Le bilan. Faut-il s’en émouvoir ? La réponse se pèse des deux côtés. En faveur de la rigueur du Code, les arguments sont sérieux. L’égalité des compétiteurs suppose une règle uniforme, insensible aux particularismes nationaux ; la défense tirée d’une contamination est, on le sait, aisément instrumentalisée ; et l’étiquette « géranium » de l’affaire Muralidharan rappelle qu’une allégation botanique peut tout aussi bien habiller un stimulant de synthèse. Le Code, du reste, n’est pas dépourvu de soupapes — absence de faute significative, produit contaminé, autorisation d’usage à des fins thérapeutiques — et celles-ci jouent quelle que soit l’origine, « traditionnelle » ou non, de la substance. Reconnaître une exemption de principe aux médecines traditionnelles ouvrirait une brèche béante, dont on imagine sans peine l’exploitation.
Mais l’angle mort demeure. Le Code ne dispose d’aucune catégorie pour un produit qui est, tout à la fois, licite, codifié dans une pharmacopée d’État et prescrit par un praticien que ce même État enregistre. Le standard de la « vigilance ordinaire » attendue de l’athlète — vérifier la composition, se méfier des compléments — épouse des réflexes de consommateur ; il devient une fiction pour le sportif socialisé dans un pluralisme thérapeutique que l’État lui-même a institutionnalisé.
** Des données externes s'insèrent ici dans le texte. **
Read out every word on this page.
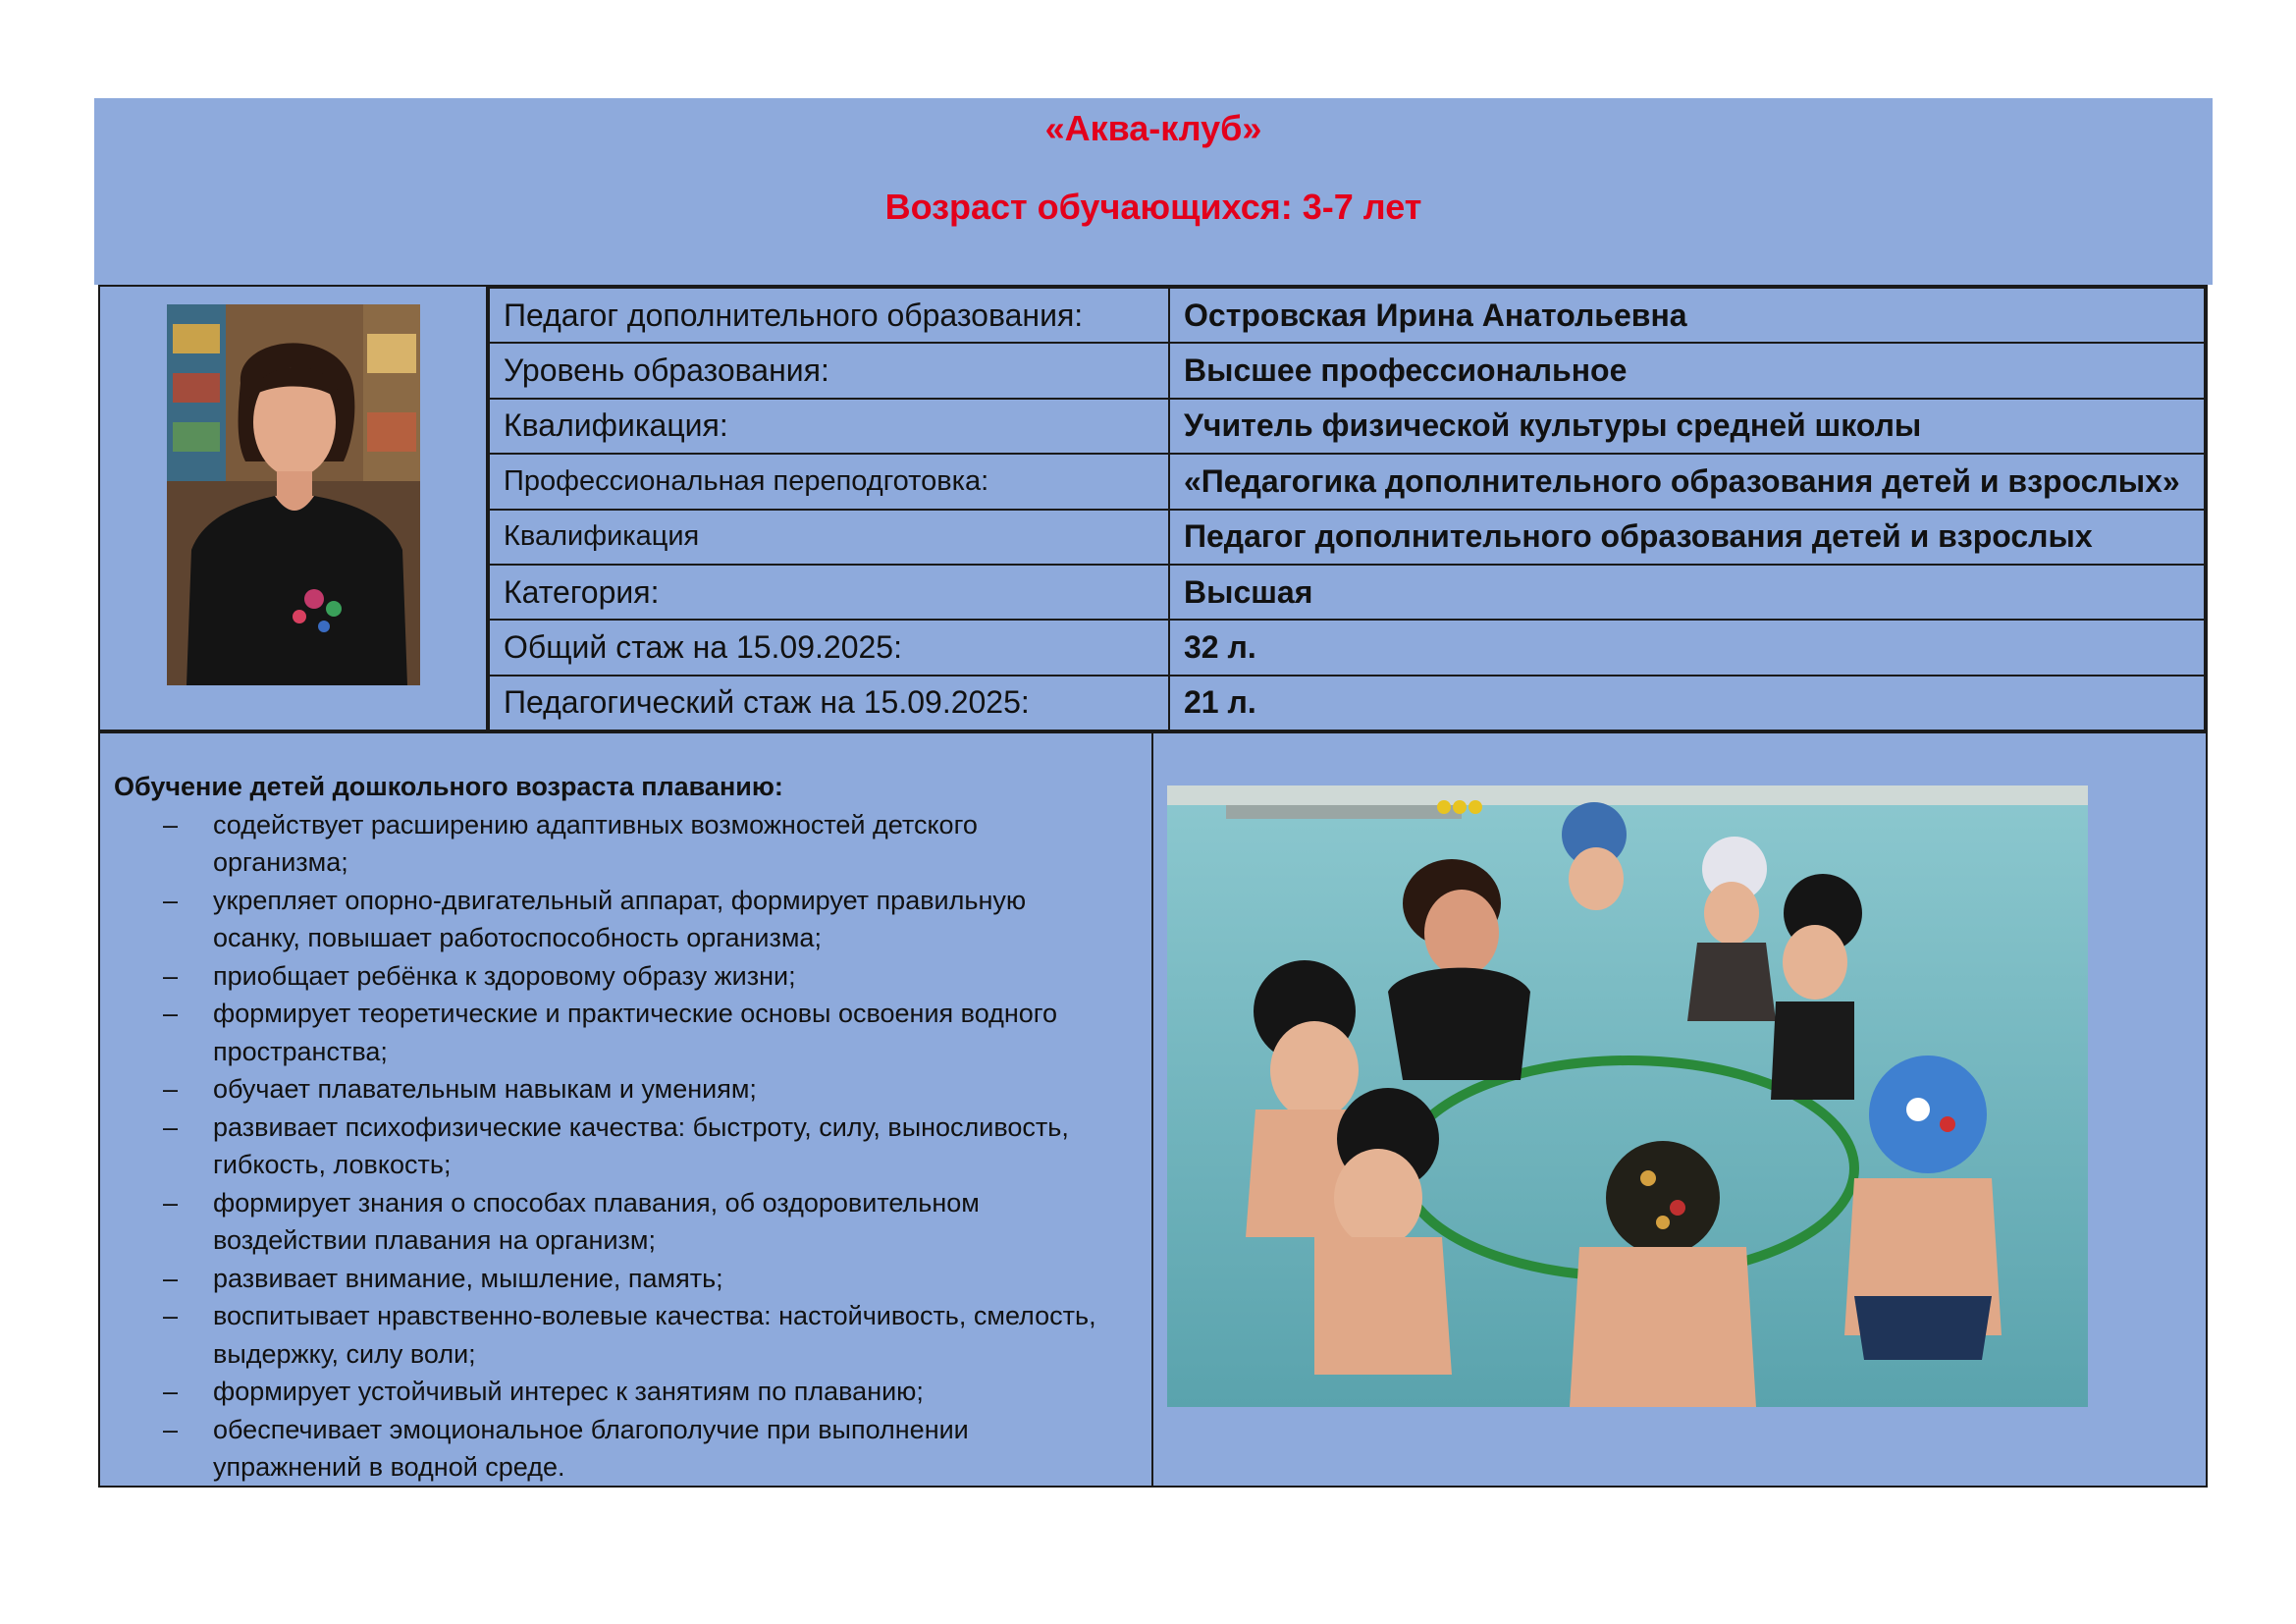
«Аква-клуб»
Возраст обучающихся: 3-7 лет
Педагог дополнительного образования:	Островская Ирина Анатольевна
Уровень образования:	Высшее профессиональное
Квалификация:	Учитель физической культуры средней школы
Профессиональная переподготовка:	«Педагогика дополнительного образования детей и взрослых»
Квалификация	Педагог дополнительного образования детей и взрослых
Категория:	Высшая
Общий стаж на 15.09.2025:	32 л.
Педагогический стаж на 15.09.2025:	21 л.
Обучение детей дошкольного возраста плаванию:
– содействует расширению адаптивных возможностей детского
организма;
– укрепляет опорно-двигательный аппарат, формирует правильную
осанку, повышает работоспособность организма;
– приобщает ребёнка к здоровому образу жизни;
– формирует теоретические и практические основы освоения водного
пространства;
– обучает плавательным навыкам и умениям;
– развивает психофизические качества: быстроту, силу, выносливость,
гибкость, ловкость;
– формирует знания о способах плавания, об оздоровительном
воздействии плавания на организм;
– развивает внимание, мышление, память;
– воспитывает нравственно-волевые качества: настойчивость, смелость,
выдержку, силу воли;
– формирует устойчивый интерес к занятиям по плаванию;
– обеспечивает эмоциональное благополучие при выполнении
упражнений в водной среде.
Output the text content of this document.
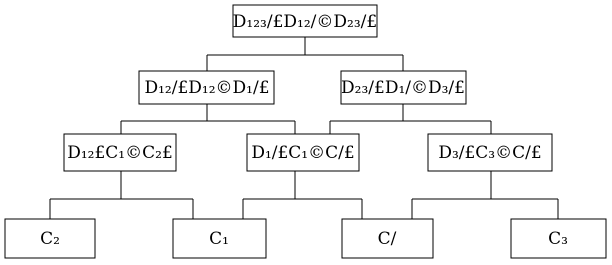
D₁₂₃/£D₁₂/©D₂₃/£
D₁₂/£D₁₂©D₁/£	D₂₃/£D₁/©D₃/£
D₁₂£C₁©C₂£	D₁/£C₁©C/£	D₃/£C₃©C/£
C₂	C₁	C/	C₃
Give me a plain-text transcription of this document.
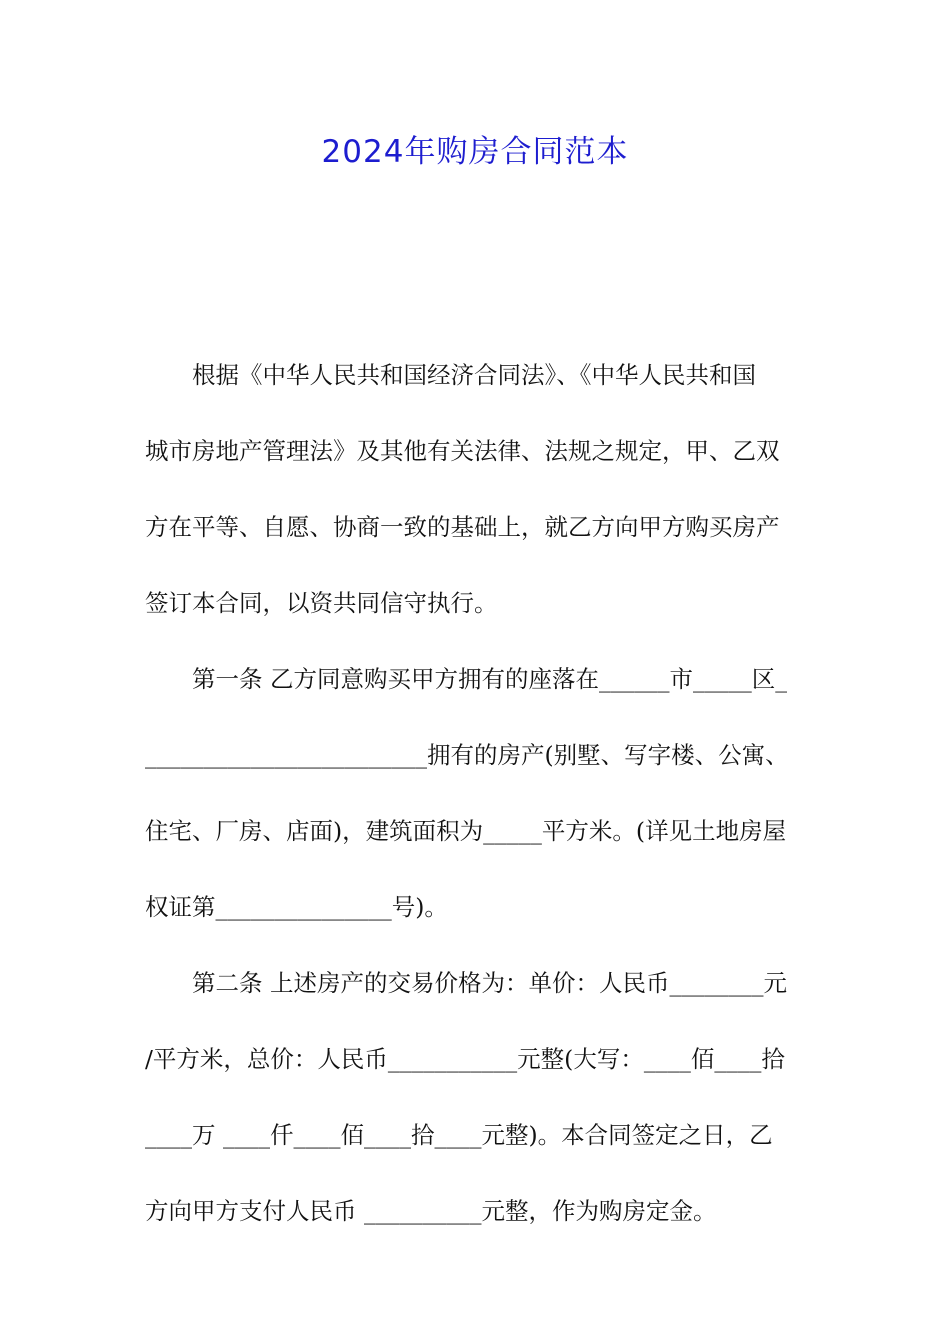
2024年购房合同范本
根据《中华人民共和国经济合同法》、《中华人民共和国
城市房地产管理法》及其他有关法律、法规之规定，甲、乙双
方在平等、自愿、协商一致的基础上，就乙方向甲方购买房产
签订本合同，以资共同信守执行。
第一条 乙方同意购买甲方拥有的座落在______市_____区_
________________________拥有的房产(别墅、写字楼、公寓、
住宅、厂房、店面)，建筑面积为_____平方米。(详见土地房屋
权证第_______________号)。
第二条 上述房产的交易价格为：单价：人民币________元
/平方米，总价：人民币___________元整(大写：____佰____拾
____万 ____仟____佰____拾____元整)。本合同签定之日，乙
方向甲方支付人民币 __________元整，作为购房定金。
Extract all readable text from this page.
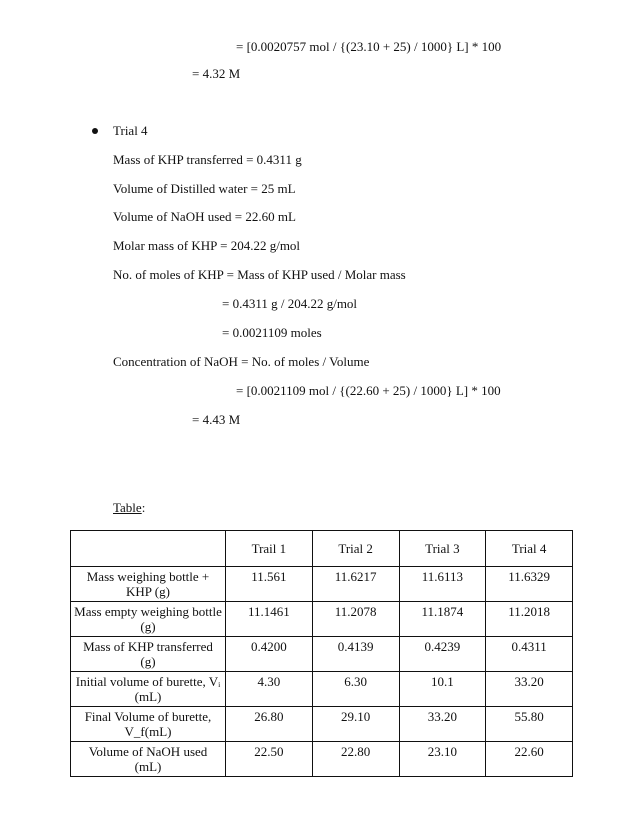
= [0.0020757 mol / {(23.10 + 25) / 1000} L] * 100
= 4.32 M
Trial 4
Mass of KHP transferred = 0.4311 g
Volume of Distilled water = 25 mL
Volume of NaOH used = 22.60 mL
Molar mass of KHP = 204.22 g/mol
No. of moles of KHP = Mass of KHP used / Molar mass
= 0.4311 g / 204.22 g/mol
= 0.0021109 moles
Concentration of NaOH = No. of moles / Volume
= [0.0021109 mol / {(22.60 + 25) / 1000} L] * 100
= 4.43 M
Table:
	Trail 1	Trial 2	Trial 3	Trial 4
Mass weighing bottle + KHP (g)	11.561	11.6217	11.6113	11.6329
Mass empty weighing bottle (g)	11.1461	11.2078	11.1874	11.2018
Mass of KHP transferred (g)	0.4200	0.4139	0.4239	0.4311
Initial volume of burette, Vᵢ (mL)	4.30	6.30	10.1	33.20
Final Volume of burette, V_f(mL)	26.80	29.10	33.20	55.80
Volume of NaOH used (mL)	22.50	22.80	23.10	22.60
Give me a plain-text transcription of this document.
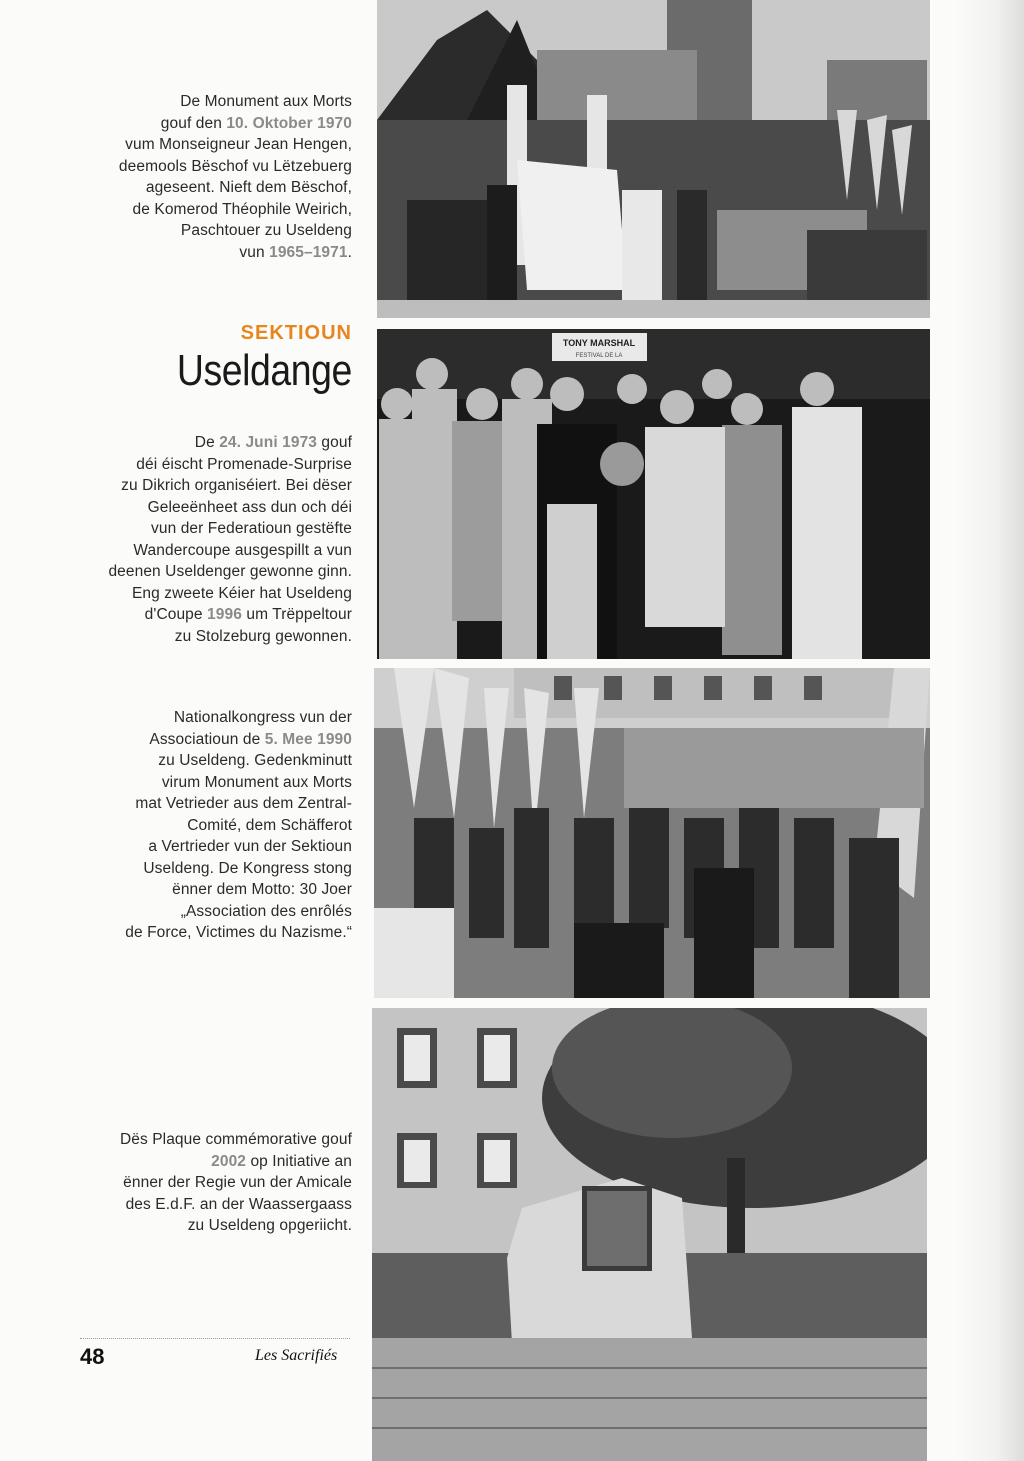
De Monument aux Morts
gouf den 10. Oktober 1970
vum Monseigneur Jean Hengen,
deemools Bëschof vu Lëtzebuerg
ageseent. Nieft dem Bëschof,
de Komerod Théophile Weirich,
Paschtouer zu Useldeng
vun 1965–1971.
SEKTIOUN
Useldange
De 24. Juni 1973 gouf
déi éischt Promenade-Surprise
zu Dikrich organiséiert. Bei dëser
Geleeënheet ass dun och déi
vun der Federatioun gestëfte
Wandercoupe ausgespillt a vun
deenen Useldenger gewonne ginn.
Eng zweete Kéier hat Useldeng
d'Coupe 1996 um Trëppeltour
zu Stolzeburg gewonnen.
Nationalkongress vun der
Associatioun de 5. Mee 1990
zu Useldeng. Gedenkminutt
virum Monument aux Morts
mat Vetrieder aus dem Zentral-
Comité, dem Schäfferot
a Vertrieder vun der Sektioun
Useldeng. De Kongress stong
ënner dem Motto: 30 Joer
„Association des enrôlés
de Force, Victimes du Nazisme.“
Dës Plaque commémorative gouf
2002 op Initiative an
ënner der Regie vun der Amicale
des E.d.F. an der Waassergaass
zu Useldeng opgeriicht.
TONY MARSHAL
FESTIVAL DE LA
48	Les Sacrifiés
S’y ajoute une opacité propre à ces préparations : formulations complexes, contrôle de composition inégal, pharmacovigilance lacunaire — l’athlète ne peut, en pratique, connaître la teneur exacte de ce qu’il ingère, de sorte que la vigilance qu’on lui réclame se heurte à une indétermination qui n’est pas de son fait. La question n’est pas de renverser la responsabilité objective — la violation est acquise dès la présence — mais de savoir si la prescription par un praticien reconnu devrait peser dans l’appréciation de la faute, et partant du quantum. Elle reste entière.
Une question de publiciste. Car c’est bien d’une collision entre deux ordres juridiques qu’il s’agit : un ordre souverain, qui érige et codifie ses pharmacopées, et un ordre privé transnational, qui applique une norme uniforme par la voix d’un arbitre. L’office du TAS consiste, pour l’heure, à rabattre le premier sur le second. À l’approche de la révision du Code mondial prévue pour 2027, et alors que l’Inde porte sa candidature aux Jeux de 2036, la rencontre entre la lex sportiva et les médecines d’État mérite mieux que le silence. D’autres traditions thérapeutiques — chinoise, africaine, andine — poseront demain la même question ; par l’ampleur de son contentieux et l’avance de son cadre institutionnel, l’Inde en offre dès aujourd’hui le banc d’essai. C’est ce laboratoire que ce billet voulait seulement ouvrir : une étude plus complète, embrassant les quatre pharmacopées AYUSH et l’ensemble de la jurisprudence indienne du TAS, lui fera suite.